Headlines:                                                                                                     

  • Cargill profits fall, amid ‘diminishing trading opportunities’
    Cargill stressed its drive to expand down the food chain, and into more sophisticated feed additives, as it unveiled its first fall in underlying profits in more than a year, undermined by “diminished volatility” in commodities trading. The agricultural commodities merchant – with Archer Daniels Midland, Bunge and Louis Dreyfus one of the “ABCD” group of sector giants – reported that unveiled more than $1bn in acquisitions, joint ventures and infrastructure investments during the September-to-November quarter, in a drive to boost its offering to customers. “We are reinvesting in ways that enable our teams to achieve more for our customers,” said David MacLennan, the Cargill chairman and chief executive. “We are building businesses today that will provide our customers and consumers with the products and solutions they are seeking tomorrow.”
  • Green Pool lifts forecast for world sugar supplies again, to 15-year high
    Green Pool hinted at the potential for sugar price weakness as it lifted to a 15-year high its forecast for the extent of supplies of the sweetener, citing strong production prospects in the likes of India and Thailand.
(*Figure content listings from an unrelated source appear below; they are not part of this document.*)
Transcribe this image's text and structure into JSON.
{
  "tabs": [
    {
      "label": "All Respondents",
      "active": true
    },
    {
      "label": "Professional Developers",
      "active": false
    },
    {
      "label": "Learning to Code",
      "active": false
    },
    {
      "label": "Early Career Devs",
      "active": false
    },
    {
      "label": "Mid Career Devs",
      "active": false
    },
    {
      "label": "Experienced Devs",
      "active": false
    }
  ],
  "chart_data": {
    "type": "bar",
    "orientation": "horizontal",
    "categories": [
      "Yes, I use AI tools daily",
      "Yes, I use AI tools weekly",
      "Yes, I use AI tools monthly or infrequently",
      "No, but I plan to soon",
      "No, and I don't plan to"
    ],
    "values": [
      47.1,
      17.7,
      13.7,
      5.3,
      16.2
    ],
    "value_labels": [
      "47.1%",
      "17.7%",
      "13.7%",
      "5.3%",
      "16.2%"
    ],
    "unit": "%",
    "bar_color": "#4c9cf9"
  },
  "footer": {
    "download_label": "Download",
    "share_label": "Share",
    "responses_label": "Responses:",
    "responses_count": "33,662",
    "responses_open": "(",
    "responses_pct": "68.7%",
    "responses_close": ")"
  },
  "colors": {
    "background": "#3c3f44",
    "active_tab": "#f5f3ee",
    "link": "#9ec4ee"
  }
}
The Australian-based analysis group raised by 629,000 tonnes to 10.43m tonnes its forecast for the world sugar production surplus in 2017-18 – while reducing by 664,000 tonnes to 1.11m tonnes its estimate for the output shortfall last season. The impact of the revisions brought a watershed boost to inventory expectations, with Green Pool saying that “our current estimate for the surplus for 2017-18 is now more than the sum of the 2015-16 and 2016-17 deficits”. And – when compared with consumption, to form the stocks-to-use ratio closely watched as an indication of pricing potential – the group foresaw the loosest supplies in 15 years. The revisions raise “our estimate of global stocks-to-use from 43.2% to 48.4%, its highest level since 2002-03”.

 

Summary:

Corn started the day with strength in concert with the Wheat giving it a boost. Given the run over the past two weeks in the Wheat complex some profit taking set in as the day progressed cancelling out much of the earlier gains. Corn finished the day close to break even giving up 1-3 ticks across the board. Wheat was 1 to 6 ticks higher at the close. Continued short covering because of cold weather in the plains has persisted and has been keeping Wheat afloat. The deep freeze in the Midwest is likely doing significant damage to winter wheat crops that lack a protective layer of snow, according to analysts and meteorologists. Soybean finished the day in positive territory rising 3 ¾ to 4 ½ cents. Continued weather concern in South America (particularly in Argentina) was perhaps the main factor in driving prices higher. Argentine Soybean are anticipating limited yields because of dry weather forecasted for the next 10 days.